The effects of the shutdown will last for years and could last for decades, if not beyond. Unmanaged food waste threatens a whole generation of bears that could get accustomed eating human food, as bears that won’t stay away from campgrounds are shot and killed simply because they could pose a threat to humans. Precious Joshua Trees were chopped down for a fleeting thrill. Visitors tromping off established trails and illegally off-roading crushed delicate, living cryptobiotic soils and put our deserts at risk. In some places, those soils, which help hold moisture for the big cactuses we put on our Instagrams, had been growing for centuries.


These examples show just how vulnerable our wild refuges have become, and just how little we have left.


A paltry 4.5% of our land is dedicated to the wild symbols of this great nation. Without Alaska, that area is reduced to just 2.7%. In an area of 3,119,884 square miles, there are currently only 16 remaining places where you can be more than 10 miles from the nearest road. A world in which “sea to shining sea” is nothing but concrete, traffic congestion, pit mines, and denuded forests is a genuine possibility. Legally speaking, only a parcel of land about the size of Minnesota must be left as it once was. If all the remaining wildernesses were combined and put into a square, you could drive around its entirety in less than a day—you could cross it in just four hours. What of our purple mountains’ majesty really remains if all that is left could be crisscrossed in an afternoon?

In the last five years, 101 million individual Americans used our public lands for some level of wildlife-specific recreation. As our country continues to grow, the strain placed on our current sanctuaries and wild populations will grow as well. Development and logging will continue to crowd our great forests. Agriculture and ranching will consume the rest of our grasslands. Deserts and wetlands will continue to be “reclaimed” in the name of more-usable land. If we don’t expand what we’re protecting now, there will be nothing left to save. For this reason, we must demand something new and bold of our leaders: Double the amount of protected wilderness in the United States.


Future generations will need more places to go to escape daily life, but all things considered that is merely the final cherry on top. There are far more substantial reasons that we must demand greater protections.


No single policy has the ability to benefit as many Americans as expanding our wildernesses. It is the ultimate utilitarian action. From storing urban drinking water, to crop survival and boosting rural economies, to fostering mental health and battling climate change, the perpetual benefits of wild and pristine places are as broad as they are immense. The only argument ever really made against greater protections is an ambiguous “it’s bad for the economy” trope that is demonstrably false. A 2017 study found that the average impact of having a nearby National Monument translated to higher a per capita income of over $4,000/year than similar areas without.


If we are to continue to exist as a part of this natural world, we must give current wildernesses more breathing room.

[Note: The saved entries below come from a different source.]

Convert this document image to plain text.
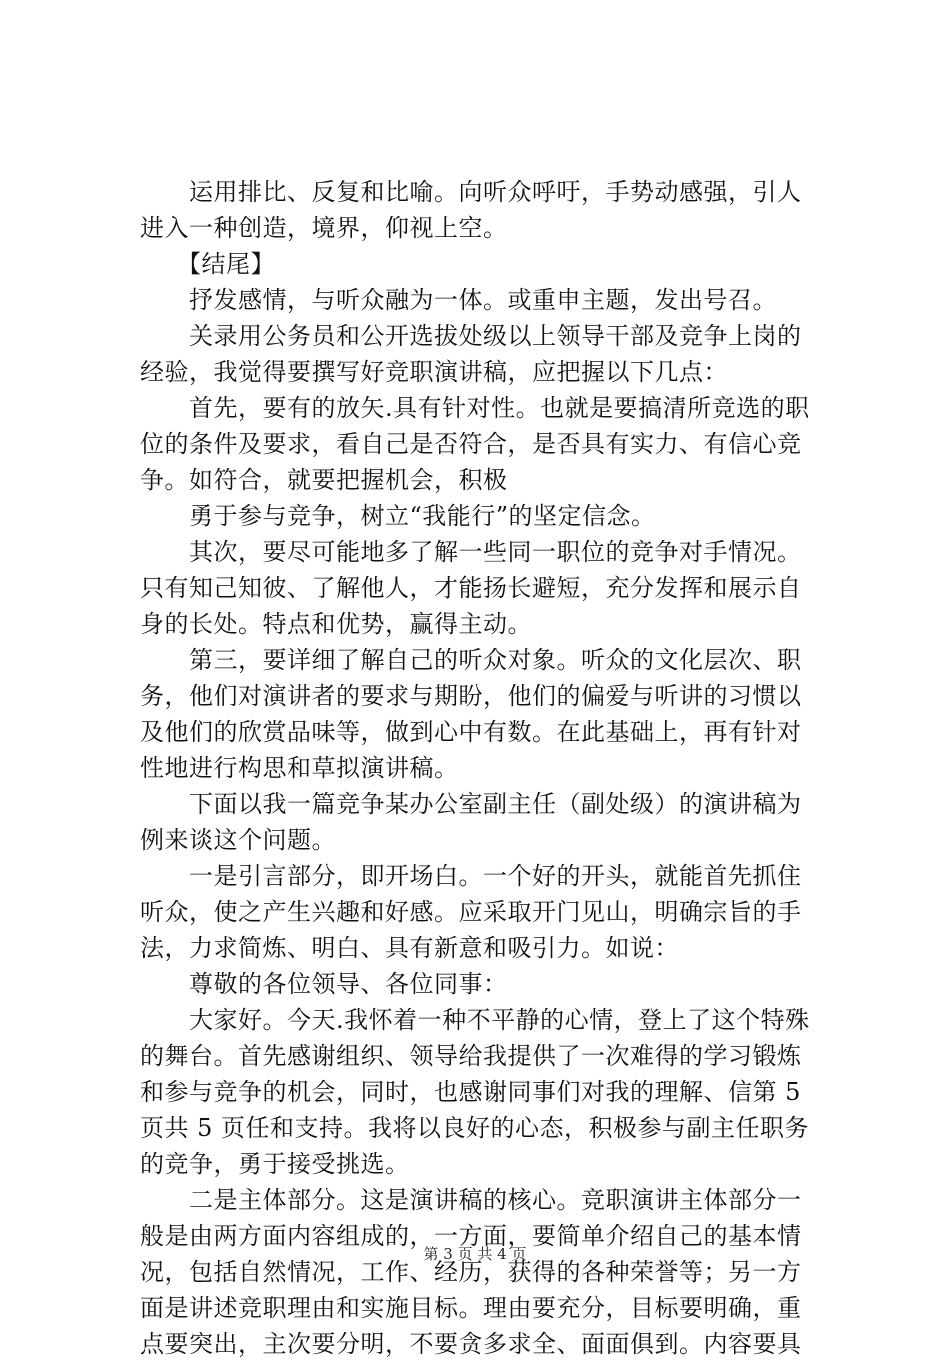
　　运用排比、反复和比喻。向听众呼吁，手势动感强，引人
进入一种创造，境界，仰视上空。
　　【结尾】
　　抒发感情，与听众融为一体。或重申主题，发出号召。
　　关录用公务员和公开选拔处级以上领导干部及竞争上岗的
经验，我觉得要撰写好竞职演讲稿，应把握以下几点：
　　首先，要有的放矢.具有针对性。也就是要搞清所竞选的职
位的条件及要求，看自己是否符合，是否具有实力、有信心竞
争。如符合，就要把握机会，积极
　　勇于参与竞争，树立“我能行”的坚定信念。
　　其次，要尽可能地多了解一些同一职位的竞争对手情况。
只有知己知彼、了解他人，才能扬长避短，充分发挥和展示自
身的长处。特点和优势，赢得主动。
　　第三，要详细了解自己的听众对象。听众的文化层次、职
务，他们对演讲者的要求与期盼，他们的偏爱与听讲的习惯以
及他们的欣赏品味等，做到心中有数。在此基础上，再有针对
性地进行构思和草拟演讲稿。
　　下面以我一篇竞争某办公室副主任（副处级）的演讲稿为
例来谈这个问题。
　　一是引言部分，即开场白。一个好的开头，就能首先抓住
听众，使之产生兴趣和好感。应采取开门见山，明确宗旨的手
法，力求简炼、明白、具有新意和吸引力。如说：
　　尊敬的各位领导、各位同事：
　　大家好。今天.我怀着一种不平静的心情，登上了这个特殊
的舞台。首先感谢组织、领导给我提供了一次难得的学习锻炼
和参与竞争的机会，同时，也感谢同事们对我的理解、信第 5
页共 5 页任和支持。我将以良好的心态，积极参与副主任职务
的竞争，勇于接受挑选。
　　二是主体部分。这是演讲稿的核心。竞职演讲主体部分一
般是由两方面内容组成的，一方面，要简单介绍自己的基本情
况，包括自然情况，工作、经历，获得的各种荣誉等；另一方
面是讲述竞职理由和实施目标。理由要充分，目标要明确，重
点要突出，主次要分明，不要贪多求全、面面俱到。内容要具
第 3 页 共 4 页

We must set a clear, ambitious goal of what “greater protections” looks like in the face of climate change and population growth: Double our wildernesses. Where surrounded by public lands, wild borders should be stretched as far as the limits will let them. Lands currently leased or contracted to private entities for rent-free ranching, logging, and mining, once expired, should revert back to the wild (and to all Americans) forever. Where private lands exist, the federal government should buy back the land and restrict further development that runs right up to a park or wilderness’ borders.

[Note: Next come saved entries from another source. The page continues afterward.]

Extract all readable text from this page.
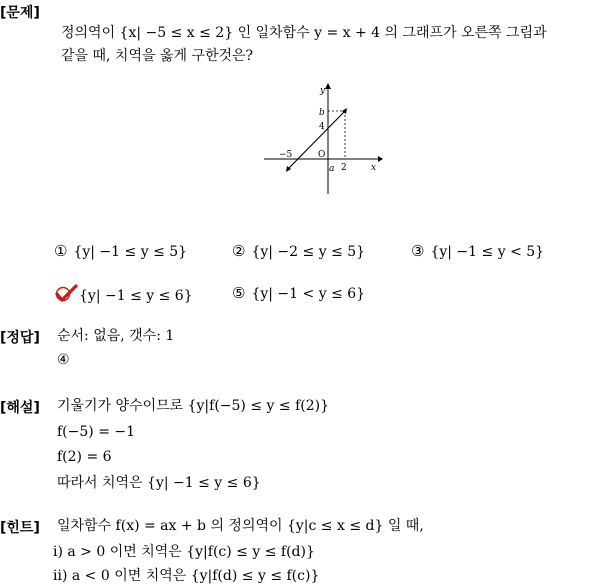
[문제]
정의역이 {x| −5 ≤ x ≤ 2} 인 일차함수 y = x + 4 의 그래프가 오른쪽 그림과
같을 때, 치역을 옳게 구한것은?
y
x
b
4
O
−5
a 2
① {y| −1 ≤ y ≤ 5}	② {y| −2 ≤ y ≤ 5}	③ {y| −1 ≤ y < 5}
{y| −1 ≤ y ≤ 6}	⑤ {y| −1 < y ≤ 6}
[정답] 순서: 없음, 갯수: 1
④
[해설] 기울기가 양수이므로 {y|f(−5) ≤ y ≤ f(2)}
f(−5) = −1
f(2) = 6
따라서 치역은 {y| −1 ≤ y ≤ 6}
[힌트] 일차함수 f(x) = ax + b 의 정의역이 {y|c ≤ x ≤ d} 일 때,
i) a > 0 이면 치역은 {y|f(c) ≤ y ≤ f(d)}
ii) a < 0 이면 치역은 {y|f(d) ≤ y ≤ f(c)}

History has taught us that benefits of conservation and preservation are both tangible and unending. No one grows tired of seeing the Grand Canyon. Yosemite never goes out of style. Yellowstone will never be obsolete. This shutdown has put into perspective just how limited and fragile our wild places really are. Let us be the generation that has the humility and the foresight to expand the great work that has been done in the past. We must aim to stand shoulder to shoulder with the likes of John Muir and Theodore Roosevelt, and set aside twice as much land as we have thus far—America’s future depends on it.